8dpi splenocytes from mock infected (white), PEP-WT (black), and PEP-619WW (blue) were isolated and examined for virus specific CD8 T cell subset, assess CD8 T cell activation and function against GP33-41. Frequency of activated CD8 T cells (Lymphocytes> single cells x2> live> CD3+ Cd19-> CD4- CD8α+> CD44+) (A). Expression of degranulation marker CD017a on activated CD8 T cells (CD44+ CD8 T cells) (representative histogram [left] and gMFI quantification [right] (B). Expression of perforin in activated CD8 T cells (CD44+ CD8 T cells) (representative histogram [left] and gMFI quantification [right] (C). Frequency of Db:GP33 tetramer+ CD8 T cells (Lymphocytes> single cells x2> live> CD3+ Cd19-> CD4- CD8α+> Db:GP33+) (D), and absolute number of Db:GP33 CD8 T cells (E). Whole splenocytes were stimulated with GP33-41 peptide. Representative flow plots showing IFNγ production in response to GP33 peptide (F) and quantification (G). Data in G is pooled from multiple experiments. All other data is from a representative experiment. SEM shown. *p<0.05, **p<0.01, ***p<0.001, ****p<0.0001. One Way ANOVA with Tukey Post Hoc Analysis. Experiments repeated 3 independent times. Individual data points represent a single animal.
Fig 6.
Ptpn22 pro-autoimmune allele promotes more immunostimulatory-like CD8α- cDCs during LCMV-cl13 infection.
8dpi spleens were harvested from mock infected (white, circle), infected PEP-WT (black, circles), and infected PEP-619WW (blue, triangles) mice. Representative flow plot (A) and quantification (B) of PD-L1+ among CD11c+ cells (Lymphocytes> Single cell x2> Live> CD3- CD19-> Ly6G- CD11b+/->CD11c+ F4/80-). PD-L1 expression on CD11c+ cells representative histogram (C) and quantification (D). Absolute number of CD8α- cDCs (Lymphocytes> Single cell x2> Live> CD3- CD19-> Ly6G- CD11b+/->CD11c+ F4/80->CD8α- PDCA-1->MHC-II (I-Ab)+) (E), CD8α+ cDCs (Lymphocytes> Single cell x2> Live> CD3- CD19-> Ly6G- CD11b+/->CD11c+ F4/80->CD8α+ PDCA-1->MHC-II (I-Ab)+) (F), and pDCs ((Lymphocytes> Single cell x2> Live> CD3- CD19-> Ly6G- CD11b+/->CD11c+ F4/80->CD8α+/- PDCA-1+> Ly6C+ B220+) (G). Expression (gMFI) of PD-L1 on CD8α- cDCs (H), CD8α+ cDCs (I) and pDC (J). Expression (gMFI) of CD86 on CD8α- cDCs (K), CD8α+ cDCs (L), and pDCs (M). Representative experiment or sample shown. Each dot represents an individual mouse. Experiments were repeated at least 3 times. SEM shown. ns = not significant *p<0.05, **p<0.01, ***p<0.001, ****p<0.0001. One Way ANOVA with Tukey Post Hoc Analysis.
Fig 7.
Ptpn22 alternative allele enhances anti-viral T cell activation through T cell intrinsic and T cell extrinsic mechanisms.

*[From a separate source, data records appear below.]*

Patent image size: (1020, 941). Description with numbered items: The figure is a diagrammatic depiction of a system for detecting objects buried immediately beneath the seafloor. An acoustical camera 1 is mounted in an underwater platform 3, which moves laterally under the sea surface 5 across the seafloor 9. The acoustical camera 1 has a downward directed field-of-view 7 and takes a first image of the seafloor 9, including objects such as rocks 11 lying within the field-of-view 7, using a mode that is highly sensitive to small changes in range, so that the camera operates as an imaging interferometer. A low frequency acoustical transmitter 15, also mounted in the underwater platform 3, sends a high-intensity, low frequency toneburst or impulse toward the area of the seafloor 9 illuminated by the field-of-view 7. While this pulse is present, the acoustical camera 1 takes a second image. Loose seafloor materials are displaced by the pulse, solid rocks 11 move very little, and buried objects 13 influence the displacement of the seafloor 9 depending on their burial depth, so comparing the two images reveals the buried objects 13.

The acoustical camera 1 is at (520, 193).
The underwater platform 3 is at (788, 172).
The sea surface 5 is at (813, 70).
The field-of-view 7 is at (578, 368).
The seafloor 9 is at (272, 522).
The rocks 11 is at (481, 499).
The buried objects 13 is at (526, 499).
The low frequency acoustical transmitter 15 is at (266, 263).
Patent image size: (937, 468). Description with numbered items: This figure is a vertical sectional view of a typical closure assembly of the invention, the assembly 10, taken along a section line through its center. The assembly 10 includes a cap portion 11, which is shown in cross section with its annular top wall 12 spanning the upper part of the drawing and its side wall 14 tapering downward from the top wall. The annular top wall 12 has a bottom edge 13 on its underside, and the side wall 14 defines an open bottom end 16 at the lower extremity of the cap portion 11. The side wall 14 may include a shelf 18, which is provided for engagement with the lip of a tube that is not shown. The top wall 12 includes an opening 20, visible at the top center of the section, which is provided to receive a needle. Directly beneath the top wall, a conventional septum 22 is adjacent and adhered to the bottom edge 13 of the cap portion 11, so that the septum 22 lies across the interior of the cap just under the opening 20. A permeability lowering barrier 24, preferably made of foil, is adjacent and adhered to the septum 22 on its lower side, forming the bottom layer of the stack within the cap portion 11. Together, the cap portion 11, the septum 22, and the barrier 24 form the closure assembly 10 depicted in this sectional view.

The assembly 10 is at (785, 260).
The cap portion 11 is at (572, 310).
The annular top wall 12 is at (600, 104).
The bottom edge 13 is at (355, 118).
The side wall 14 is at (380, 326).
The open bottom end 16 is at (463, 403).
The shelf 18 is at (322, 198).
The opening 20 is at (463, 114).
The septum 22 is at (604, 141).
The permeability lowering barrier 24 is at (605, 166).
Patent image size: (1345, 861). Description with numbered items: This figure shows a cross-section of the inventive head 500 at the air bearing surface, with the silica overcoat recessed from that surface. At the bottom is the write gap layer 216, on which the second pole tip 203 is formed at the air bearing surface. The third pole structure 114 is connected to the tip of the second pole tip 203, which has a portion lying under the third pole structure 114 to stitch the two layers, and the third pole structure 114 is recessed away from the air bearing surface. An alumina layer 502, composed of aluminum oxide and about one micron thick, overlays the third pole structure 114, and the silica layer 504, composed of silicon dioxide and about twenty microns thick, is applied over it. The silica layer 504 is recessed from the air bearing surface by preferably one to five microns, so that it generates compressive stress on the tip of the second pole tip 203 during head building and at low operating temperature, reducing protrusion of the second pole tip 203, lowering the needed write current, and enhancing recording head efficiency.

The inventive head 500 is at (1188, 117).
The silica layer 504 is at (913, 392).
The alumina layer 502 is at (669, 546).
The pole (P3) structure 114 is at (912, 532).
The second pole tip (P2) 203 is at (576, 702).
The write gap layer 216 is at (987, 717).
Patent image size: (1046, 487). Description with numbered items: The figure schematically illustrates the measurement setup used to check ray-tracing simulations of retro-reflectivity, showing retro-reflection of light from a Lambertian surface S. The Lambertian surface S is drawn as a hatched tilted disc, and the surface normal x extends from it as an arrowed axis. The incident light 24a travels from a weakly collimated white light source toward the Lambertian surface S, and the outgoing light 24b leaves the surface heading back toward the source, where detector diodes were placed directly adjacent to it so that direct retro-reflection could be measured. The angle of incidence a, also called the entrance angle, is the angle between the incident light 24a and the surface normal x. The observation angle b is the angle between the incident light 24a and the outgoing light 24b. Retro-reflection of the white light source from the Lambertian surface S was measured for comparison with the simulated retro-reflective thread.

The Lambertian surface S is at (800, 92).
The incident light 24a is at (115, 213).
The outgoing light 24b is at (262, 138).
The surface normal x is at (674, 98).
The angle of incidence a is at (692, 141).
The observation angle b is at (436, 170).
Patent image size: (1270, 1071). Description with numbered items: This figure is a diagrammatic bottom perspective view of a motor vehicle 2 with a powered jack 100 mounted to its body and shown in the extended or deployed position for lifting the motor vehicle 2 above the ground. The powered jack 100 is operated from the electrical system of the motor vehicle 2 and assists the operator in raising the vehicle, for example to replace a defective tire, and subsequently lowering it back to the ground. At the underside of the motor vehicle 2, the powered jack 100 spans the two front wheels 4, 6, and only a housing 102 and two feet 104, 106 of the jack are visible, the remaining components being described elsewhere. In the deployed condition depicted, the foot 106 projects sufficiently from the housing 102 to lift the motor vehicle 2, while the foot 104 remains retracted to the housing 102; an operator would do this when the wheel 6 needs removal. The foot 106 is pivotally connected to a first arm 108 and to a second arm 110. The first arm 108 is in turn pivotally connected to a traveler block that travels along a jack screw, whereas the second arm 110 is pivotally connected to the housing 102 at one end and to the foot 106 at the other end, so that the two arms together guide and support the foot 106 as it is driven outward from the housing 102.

CD45.2 C57BL/6 mice (PEP-WT or PEP-619WW) received 5x10^4 CD45.1 SMARTA CD4 T cells prior to being infected with LCMV-cl13 (diagram created with biorender.com) (A). Frequency of CD45.1 SMARTA T cells (Lymphocytes> single cells x2> Live> CD3+ CD19-> CD4+ CD8α-> CD44+> CD45.1+ CD45.2-) for each transfer condition, representative flow plot (B) and quantified (C). Following peptide stimulation with GP61-80 peptide, IFNγ and IL-2 production of SMARTA cells were measured (D-G). Representative flow plot showing IFNγ+ CD45.1+ CD4 T cells (D), quantification IFNγ+ CD45.1 Cd4 T cells (E), expression (gMFI) of IFNγ in CD45.1 SMARTA cells with representative histogram (F), frequency of IFNγ+ IL-2+ CD45.1 CD4 T cells (G). PEP-WT or PEP-619WW FLT3L-differentiated DCs were pulsed with GP61-80 peptide then incubated with PEP-WT or PEP-619WW SMARTA CD4 T cells for 3 days. Following incubation, SMARTA T cell function was determined through IFNγ production by intracellular cytokine staining and measured on a flow cytometer (H). C, E, G, and H from pooled data. F is a representative experiment. Experiments were repeated at least 3 times. SEM shown. *p<0.05, **p<0.01, ***p<0.001, ****p<0.0001, Two Way ANOVA with Sidak post hoc analysis.